B. Assignment, Successors and Assigns. Partner may not assign this Agreement without the prior written consent of IntelliShift, which consent shall not be unreasonably withheld. IntelliShift may assign this Agreement without consent of Partner. Any assignment made in conflict with this provision shall be void. Subject to the foregoing, this Agreement shall benefit and bind the permitted successors and assigns of the Parties.

C. Publicity. Except as required by law, neither Party will make any public statements, press releases or other public announcements regarding the Parties’ relationship without the prior written approval of the other Party, which approval may not be unreasonably withheld.

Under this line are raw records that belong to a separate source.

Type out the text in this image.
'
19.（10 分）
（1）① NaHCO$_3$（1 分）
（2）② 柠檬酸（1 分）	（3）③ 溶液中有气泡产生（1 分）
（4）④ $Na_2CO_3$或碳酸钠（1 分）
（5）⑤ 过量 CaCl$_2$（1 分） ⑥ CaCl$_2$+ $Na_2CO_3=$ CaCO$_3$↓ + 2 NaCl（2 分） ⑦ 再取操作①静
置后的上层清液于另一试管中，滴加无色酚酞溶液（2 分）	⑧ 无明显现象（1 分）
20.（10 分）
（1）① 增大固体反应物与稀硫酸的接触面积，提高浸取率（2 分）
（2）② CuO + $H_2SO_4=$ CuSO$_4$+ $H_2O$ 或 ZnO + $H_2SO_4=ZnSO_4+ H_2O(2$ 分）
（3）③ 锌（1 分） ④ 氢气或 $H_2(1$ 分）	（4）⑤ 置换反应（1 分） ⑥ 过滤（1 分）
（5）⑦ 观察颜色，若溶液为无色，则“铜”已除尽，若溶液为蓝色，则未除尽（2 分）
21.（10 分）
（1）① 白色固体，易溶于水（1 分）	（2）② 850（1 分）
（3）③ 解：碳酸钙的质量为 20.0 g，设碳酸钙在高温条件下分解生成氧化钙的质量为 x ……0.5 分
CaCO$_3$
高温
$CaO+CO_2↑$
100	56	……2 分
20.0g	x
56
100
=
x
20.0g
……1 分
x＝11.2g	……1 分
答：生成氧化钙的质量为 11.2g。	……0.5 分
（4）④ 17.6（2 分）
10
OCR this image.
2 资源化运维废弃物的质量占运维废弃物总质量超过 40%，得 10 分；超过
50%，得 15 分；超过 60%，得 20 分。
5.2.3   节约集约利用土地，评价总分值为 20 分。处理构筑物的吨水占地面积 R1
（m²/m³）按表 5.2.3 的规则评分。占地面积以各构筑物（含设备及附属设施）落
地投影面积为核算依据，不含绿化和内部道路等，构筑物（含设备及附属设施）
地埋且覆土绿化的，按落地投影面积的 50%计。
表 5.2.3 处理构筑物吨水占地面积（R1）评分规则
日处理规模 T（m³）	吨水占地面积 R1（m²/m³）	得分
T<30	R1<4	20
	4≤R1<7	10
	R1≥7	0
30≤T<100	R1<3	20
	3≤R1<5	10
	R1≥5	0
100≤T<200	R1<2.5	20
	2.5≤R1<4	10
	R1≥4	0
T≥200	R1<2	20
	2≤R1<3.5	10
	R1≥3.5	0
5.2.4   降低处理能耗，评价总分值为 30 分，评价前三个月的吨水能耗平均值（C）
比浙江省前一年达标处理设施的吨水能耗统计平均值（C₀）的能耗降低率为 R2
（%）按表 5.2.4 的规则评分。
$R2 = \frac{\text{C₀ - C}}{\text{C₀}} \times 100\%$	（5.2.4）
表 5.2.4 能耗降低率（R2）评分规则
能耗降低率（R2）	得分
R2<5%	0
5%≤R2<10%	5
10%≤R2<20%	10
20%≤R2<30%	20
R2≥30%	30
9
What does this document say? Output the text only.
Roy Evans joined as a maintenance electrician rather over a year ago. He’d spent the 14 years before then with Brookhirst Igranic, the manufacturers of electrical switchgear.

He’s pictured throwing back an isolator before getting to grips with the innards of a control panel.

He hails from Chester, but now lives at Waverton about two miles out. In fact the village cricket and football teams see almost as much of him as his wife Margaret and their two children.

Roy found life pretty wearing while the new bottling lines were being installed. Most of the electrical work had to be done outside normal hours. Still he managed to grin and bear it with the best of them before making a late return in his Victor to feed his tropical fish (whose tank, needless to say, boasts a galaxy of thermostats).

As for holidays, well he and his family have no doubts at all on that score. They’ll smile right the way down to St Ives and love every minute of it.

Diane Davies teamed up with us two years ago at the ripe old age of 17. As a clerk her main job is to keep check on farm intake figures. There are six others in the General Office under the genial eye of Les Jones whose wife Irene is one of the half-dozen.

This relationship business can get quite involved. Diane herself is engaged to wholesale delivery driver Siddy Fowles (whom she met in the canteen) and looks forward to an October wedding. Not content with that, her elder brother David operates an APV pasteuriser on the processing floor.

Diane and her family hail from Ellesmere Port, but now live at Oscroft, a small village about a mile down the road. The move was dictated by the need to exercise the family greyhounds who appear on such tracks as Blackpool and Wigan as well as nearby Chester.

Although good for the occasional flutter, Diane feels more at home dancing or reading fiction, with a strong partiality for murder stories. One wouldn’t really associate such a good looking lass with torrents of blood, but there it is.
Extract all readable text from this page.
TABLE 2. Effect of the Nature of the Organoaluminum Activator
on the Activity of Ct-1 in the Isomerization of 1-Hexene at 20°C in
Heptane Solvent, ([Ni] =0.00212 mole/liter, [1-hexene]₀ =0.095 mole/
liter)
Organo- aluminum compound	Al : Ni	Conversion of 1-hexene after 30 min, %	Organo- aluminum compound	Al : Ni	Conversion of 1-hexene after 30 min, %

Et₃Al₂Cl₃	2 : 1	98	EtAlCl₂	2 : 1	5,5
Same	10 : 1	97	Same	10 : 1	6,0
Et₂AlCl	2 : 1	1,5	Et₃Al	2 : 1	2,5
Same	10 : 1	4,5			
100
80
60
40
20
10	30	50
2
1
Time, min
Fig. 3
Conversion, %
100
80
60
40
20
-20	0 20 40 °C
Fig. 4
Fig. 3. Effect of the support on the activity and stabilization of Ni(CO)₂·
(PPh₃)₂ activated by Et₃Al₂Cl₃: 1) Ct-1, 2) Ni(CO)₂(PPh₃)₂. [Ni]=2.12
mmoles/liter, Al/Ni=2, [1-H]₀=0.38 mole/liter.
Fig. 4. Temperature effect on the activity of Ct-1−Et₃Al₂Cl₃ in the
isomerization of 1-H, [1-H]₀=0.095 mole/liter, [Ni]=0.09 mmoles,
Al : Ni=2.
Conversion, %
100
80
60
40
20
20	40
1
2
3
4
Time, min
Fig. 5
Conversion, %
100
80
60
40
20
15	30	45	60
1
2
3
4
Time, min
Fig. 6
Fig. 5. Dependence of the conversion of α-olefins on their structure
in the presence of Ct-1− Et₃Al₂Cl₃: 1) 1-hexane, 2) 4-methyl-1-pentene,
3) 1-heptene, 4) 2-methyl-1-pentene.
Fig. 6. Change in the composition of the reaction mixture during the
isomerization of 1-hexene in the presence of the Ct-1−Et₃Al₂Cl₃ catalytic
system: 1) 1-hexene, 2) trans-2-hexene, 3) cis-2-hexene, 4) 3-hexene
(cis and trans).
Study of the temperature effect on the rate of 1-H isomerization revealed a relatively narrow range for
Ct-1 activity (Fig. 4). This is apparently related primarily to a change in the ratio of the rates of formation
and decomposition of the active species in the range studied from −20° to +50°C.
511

D. Severability. If any provision hereof is held invalid or unenforceable by a court of competent jurisdiction, such invalidity shall not affect the validity or operation of any other provision and such invalid provision shall be deemed to be severed from the Agreement.

E. Relationship of the Parties. The relationship of the Parties shall at all times remain that of independent contractors. Nothing in the Agreement shall be deemed to constitute, create, give effect to or otherwise recognize a partnership, joint venture or formal business entity of any kind; and the rights and obligations of the Parties shall be limited to those expressly set forth herein. No Party is granted any right or authority to assume or create any obligation or responsibility, express or implied, on behalf of, or in the name of, another Party or to bind another in any matter whatsoever.

F. Waiver. No failure by either Party to exercise, or to delay in exercising, any rights hereunder shall operate as a waiver hereof, nor shall any single or partial exercise of any right hereunder by either Party preclude any other or future exercise of that right or any other right hereunder by that Party.

G. No Third Party Beneficiaries. No person or entity not a Party to this Agreement will be deemed to be a third party beneficiary of this Agreement or any provision hereof.

H. Governing Law; Venue. This Agreement shall be governed by and construed and enforced in accordance with the laws of the State of New York without regard to its conflict of law principles and without reference to the United Nations Convention on Contracts for the International Sale of Goods, the application of which is expressly excluded. Each Party agrees that any disputes arising with the other Party or the other Party’s affiliates, subsidiaries, employees, contractors, officers, directors, or third party providers from or related to this Agreement shall be resolved exclusively by binding arbitration conducted under the auspices of the American Arbitration Association in New York, New York, and the Parties waive any right to seek transfer or dismissal for lack of proper venue, personal jurisdiction, or convenience of any Party or witness.

I. Execution, Counterparts and Digital/PDF Signatures. This Agreement may be executed simultaneously in one or more counterparts, each of which shall be deemed an original, but all of which together shall constitute one and the same instrument. This Agreement may be executed by any Party by delivery of a digital signature, or a signature in “PDF” format, which signature shall have the same force and effect as an original signature. Each Party agrees to execute such further instruments, documents and agreements as may be reasonably requested by the other Party in order to carry out the provisions of this Agreement.

J. Entire Agreement. This Agreement (including all Exhibits thereto), constitutes the entire agreement between IntelliShift and Partner concerning the subject matter hereof, and supersedes all prior and contemporaneous agreements, proposals, oral or written, and all other communications between the Parties with respect to the subject matter hereof. No Party is relying upon any warranties, representations, or inducements not set forth herein. Except as otherwise expressly provided hereunder, no term or condition of this Agreement may be amended, changed, modified or waived except in a writing signed by both IntelliShift and Partner, which expressly refers to this Agreement and specifically states the term or condition to be amended, changed, modified or waived.